Webinar 'Maths&Stats modelling of personalised breast cancer therapy', Prof. A. Frigessi
Host: Danish Cancer Society Research Center.
Attendance: On Zoom. To attend, please fill the registration form.
Speaker
Prof. Arnoldo Frigessi, Department of Biostatistics, University of Oslo – Norway. More information.
Abstract
Current personalized cancer treatment is based on biomarkers which allow assigning each patient to a subtype of the disease, for which treatment has been established. Such stratified patient treatments represent a first important step away from one-size-fits-all treatment.
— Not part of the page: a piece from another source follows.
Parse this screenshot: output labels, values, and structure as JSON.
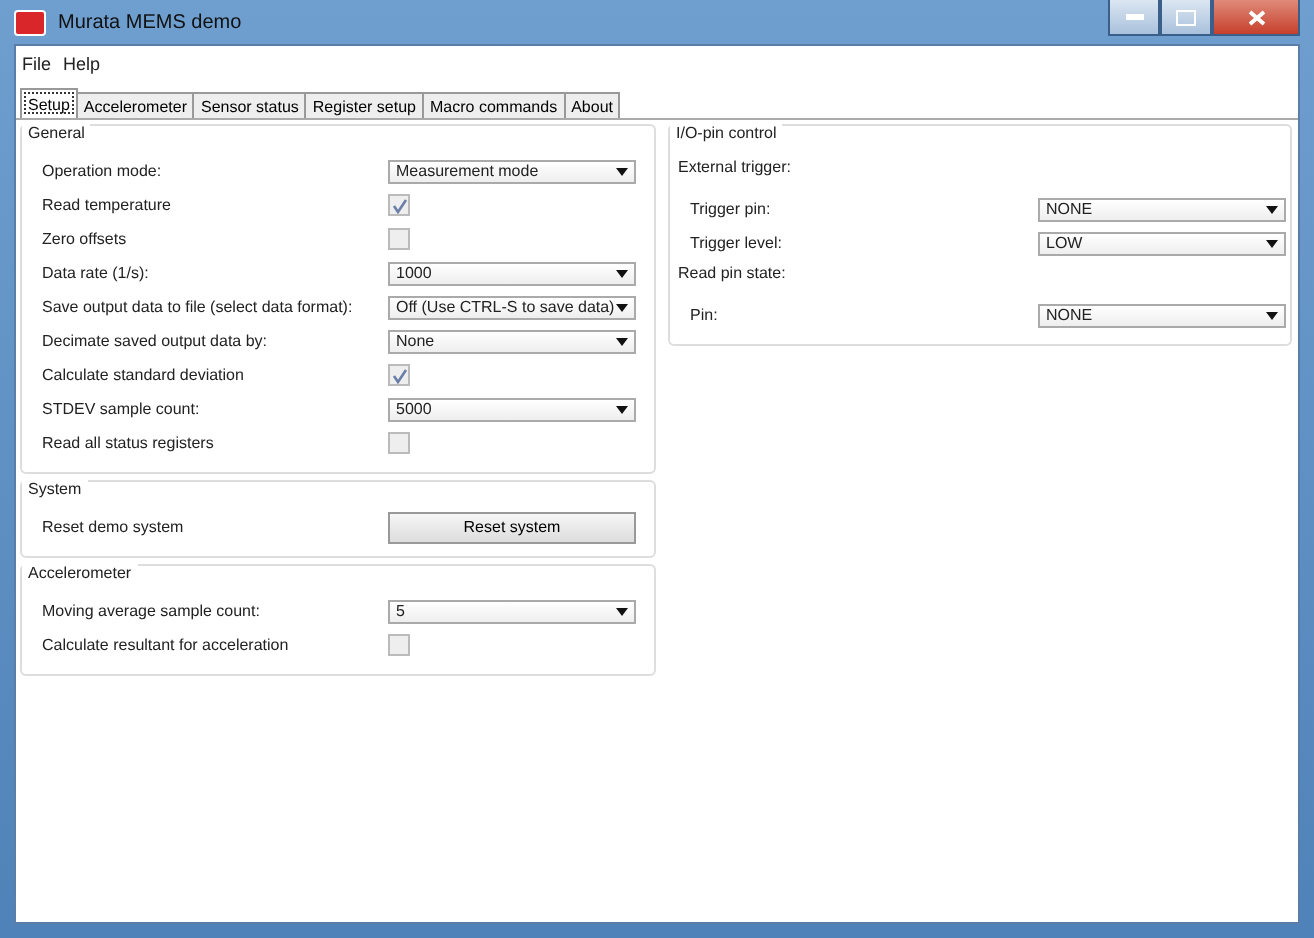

However, the accuracy of disease classification comes short in the granularity of the personalization: it assigns patients to one of a few classes, within which heterogeneity in response to therapy usually is still very large. In addition, the combinatorial explosive quantity of combinations of cancer drugs, doses and regimens, makes clinical testing impossible. We propose a new strategy for personalised cancer therapy, based on producing a copy of the patient's tumour in a computer, and to expose this synthetic copy to multiple potential therapies. We show how mechanistic mathematical modelling, patient specific inference and simulation can be used to predict the effect of combination therapies in a breast cancer. The model accounts for complex interactions at the cellular and molecular level, and is able of bridging multiple spatial and temporal scales. The model is a combination of ordinary and partial differential equations, cellular automata and stochastic elements. The model is personalised by estimating multiple parameters from individual patient data, routinely acquired, including histopathology, imaging and molecular profiling. The results show that mathematical models can be personalized to predict the effect of therapies in each specific patient. The approach is tested with data from five breast tumours collected in a recent neoadjuvant clinical phase II trial. The model predicted correctly the outcome after 12 weeks treatment and showed by simulation how alternative treatment protocols would have produced different, and some times better, outcomes. This study is possibly the first one towards personalized computer simulation of breast cancer treatment incorporating relevant biologically-specific mechanisms and multi-type individual patient data in a mechanistic and multiscale manner: a first step towards virtual treatment comparison.